The research has been published in Nature, David Nield wrote, Natural diamonds take billions of years to form in the extreme pressures and temperatures deep underground. Synthetic forms can be produced far quicker, but they typically still require some intense squishing for up to several weeks. A new method based on a mix of liquid metals can pop out an artificial diamond in a matter of minutes, without the need for a giant squeeze.
While high temperatures were still required, in the region of 1,025°C or 1,877°F, a continuous diamond film was formed in 150 minutes, and at 1 atm (or standard atmosphere unit). That’s the equivalent of the pressure we feel at sea level, and tens of thousands of times less than the pressure normally required. The team behind the innovative approach, led by researchers from the Institute for Basic Science in South Korea, is confident that the process can be scaled up to make a significant difference in the production of synthetic diamonds.

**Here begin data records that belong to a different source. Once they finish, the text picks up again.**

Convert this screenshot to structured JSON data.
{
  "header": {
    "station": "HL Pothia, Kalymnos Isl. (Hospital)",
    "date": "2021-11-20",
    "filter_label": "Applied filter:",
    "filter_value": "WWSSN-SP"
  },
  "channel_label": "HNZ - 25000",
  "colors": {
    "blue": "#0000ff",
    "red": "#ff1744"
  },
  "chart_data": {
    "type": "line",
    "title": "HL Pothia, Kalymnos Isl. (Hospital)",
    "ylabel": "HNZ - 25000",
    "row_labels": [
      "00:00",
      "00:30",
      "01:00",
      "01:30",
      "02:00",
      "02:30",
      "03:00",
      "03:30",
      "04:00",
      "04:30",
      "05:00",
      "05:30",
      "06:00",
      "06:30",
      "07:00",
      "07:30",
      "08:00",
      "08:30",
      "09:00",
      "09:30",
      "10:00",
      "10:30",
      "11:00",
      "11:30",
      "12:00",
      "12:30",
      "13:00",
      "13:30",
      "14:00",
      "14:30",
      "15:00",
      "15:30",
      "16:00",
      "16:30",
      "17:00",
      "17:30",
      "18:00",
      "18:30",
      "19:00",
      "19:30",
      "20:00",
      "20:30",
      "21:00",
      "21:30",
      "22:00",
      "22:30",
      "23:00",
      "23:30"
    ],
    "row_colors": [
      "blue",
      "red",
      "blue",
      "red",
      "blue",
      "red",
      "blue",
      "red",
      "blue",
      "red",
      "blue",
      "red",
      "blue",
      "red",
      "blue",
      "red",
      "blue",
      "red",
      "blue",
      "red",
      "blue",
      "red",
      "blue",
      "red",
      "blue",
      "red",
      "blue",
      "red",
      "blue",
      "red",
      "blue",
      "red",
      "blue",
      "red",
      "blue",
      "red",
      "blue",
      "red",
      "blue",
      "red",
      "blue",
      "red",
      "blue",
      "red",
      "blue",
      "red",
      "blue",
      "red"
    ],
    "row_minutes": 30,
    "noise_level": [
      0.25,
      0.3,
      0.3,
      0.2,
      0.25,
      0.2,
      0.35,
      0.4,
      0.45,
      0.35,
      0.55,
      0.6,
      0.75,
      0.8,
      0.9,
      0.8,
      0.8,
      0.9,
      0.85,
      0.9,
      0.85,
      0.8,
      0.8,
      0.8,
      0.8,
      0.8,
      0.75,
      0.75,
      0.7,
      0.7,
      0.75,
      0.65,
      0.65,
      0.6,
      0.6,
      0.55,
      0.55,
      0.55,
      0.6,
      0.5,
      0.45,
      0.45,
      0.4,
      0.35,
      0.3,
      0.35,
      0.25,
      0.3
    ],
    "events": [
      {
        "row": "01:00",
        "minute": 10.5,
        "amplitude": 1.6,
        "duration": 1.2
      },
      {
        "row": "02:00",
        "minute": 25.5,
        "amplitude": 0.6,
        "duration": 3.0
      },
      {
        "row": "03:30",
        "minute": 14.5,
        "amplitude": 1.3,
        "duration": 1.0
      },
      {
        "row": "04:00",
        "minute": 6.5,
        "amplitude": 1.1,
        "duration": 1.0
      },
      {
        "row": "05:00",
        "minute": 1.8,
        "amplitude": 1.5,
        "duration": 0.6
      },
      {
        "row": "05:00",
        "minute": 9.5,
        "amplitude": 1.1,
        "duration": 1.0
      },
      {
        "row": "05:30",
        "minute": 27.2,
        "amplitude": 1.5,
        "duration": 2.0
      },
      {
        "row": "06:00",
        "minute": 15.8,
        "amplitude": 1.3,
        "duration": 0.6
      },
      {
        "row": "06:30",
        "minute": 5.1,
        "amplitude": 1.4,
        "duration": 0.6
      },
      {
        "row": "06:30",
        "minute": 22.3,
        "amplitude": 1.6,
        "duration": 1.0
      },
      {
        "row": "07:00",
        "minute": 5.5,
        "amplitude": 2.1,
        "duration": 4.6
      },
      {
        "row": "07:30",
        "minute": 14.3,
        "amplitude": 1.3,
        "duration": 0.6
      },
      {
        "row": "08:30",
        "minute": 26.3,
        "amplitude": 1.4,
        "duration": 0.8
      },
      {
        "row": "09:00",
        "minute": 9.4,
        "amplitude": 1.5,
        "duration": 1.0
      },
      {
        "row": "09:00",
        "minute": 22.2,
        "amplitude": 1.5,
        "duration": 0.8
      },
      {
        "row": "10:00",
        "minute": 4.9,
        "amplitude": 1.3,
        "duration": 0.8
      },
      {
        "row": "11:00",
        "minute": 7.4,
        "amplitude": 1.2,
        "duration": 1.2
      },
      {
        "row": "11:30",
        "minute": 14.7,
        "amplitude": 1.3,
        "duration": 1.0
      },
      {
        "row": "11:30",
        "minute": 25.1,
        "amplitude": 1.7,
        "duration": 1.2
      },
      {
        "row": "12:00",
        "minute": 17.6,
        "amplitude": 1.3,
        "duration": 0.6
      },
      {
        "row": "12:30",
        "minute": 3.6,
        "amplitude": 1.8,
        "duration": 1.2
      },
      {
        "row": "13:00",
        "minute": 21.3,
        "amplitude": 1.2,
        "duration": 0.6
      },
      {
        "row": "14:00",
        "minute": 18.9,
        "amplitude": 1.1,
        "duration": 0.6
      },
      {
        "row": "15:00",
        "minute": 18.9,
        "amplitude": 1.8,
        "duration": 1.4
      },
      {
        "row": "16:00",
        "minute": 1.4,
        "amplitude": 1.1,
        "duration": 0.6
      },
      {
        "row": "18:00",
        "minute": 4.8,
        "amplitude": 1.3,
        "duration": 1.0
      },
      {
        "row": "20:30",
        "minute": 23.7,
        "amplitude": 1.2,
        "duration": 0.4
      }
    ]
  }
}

Dissolving carbon into liquid metal for the manufacture of diamond isn’t entirely new. General Electric developed a process half a century ago using molten iron sulfide, for example. But these processes still required pressures of 5–6 gigapascals and a diamond ‘seed’ for the carbon to cling to. “We discovered a method to grow diamonds at 1 atm pressure and under a moderate temperature by using a liquid metal alloy,” write the researchers in their published paper.
The reduction in pressure was achieved using a carefully mixed blend of liquid metals: gallium, iron, nickel, and silicon. A custom-made vacuum system was built inside a graphite casing to very rapidly heat and then cool the metal while it was exposed to a combination of methane and hydrogen. These conditions cause carbon atoms from the methane to spread into the melted metal, acting as seeds for the diamonds. After just 15 minutes, small fragments of diamond crystals extruded from the liquid metal just beneath the surface, while two-and-a-half hours of exposure produced a continuous diamond film.
Though the concentration of carbon forming the crystals decreased at a depth of just a few hundred nanometers, the researchers expect the process can be improved with a few tweaks.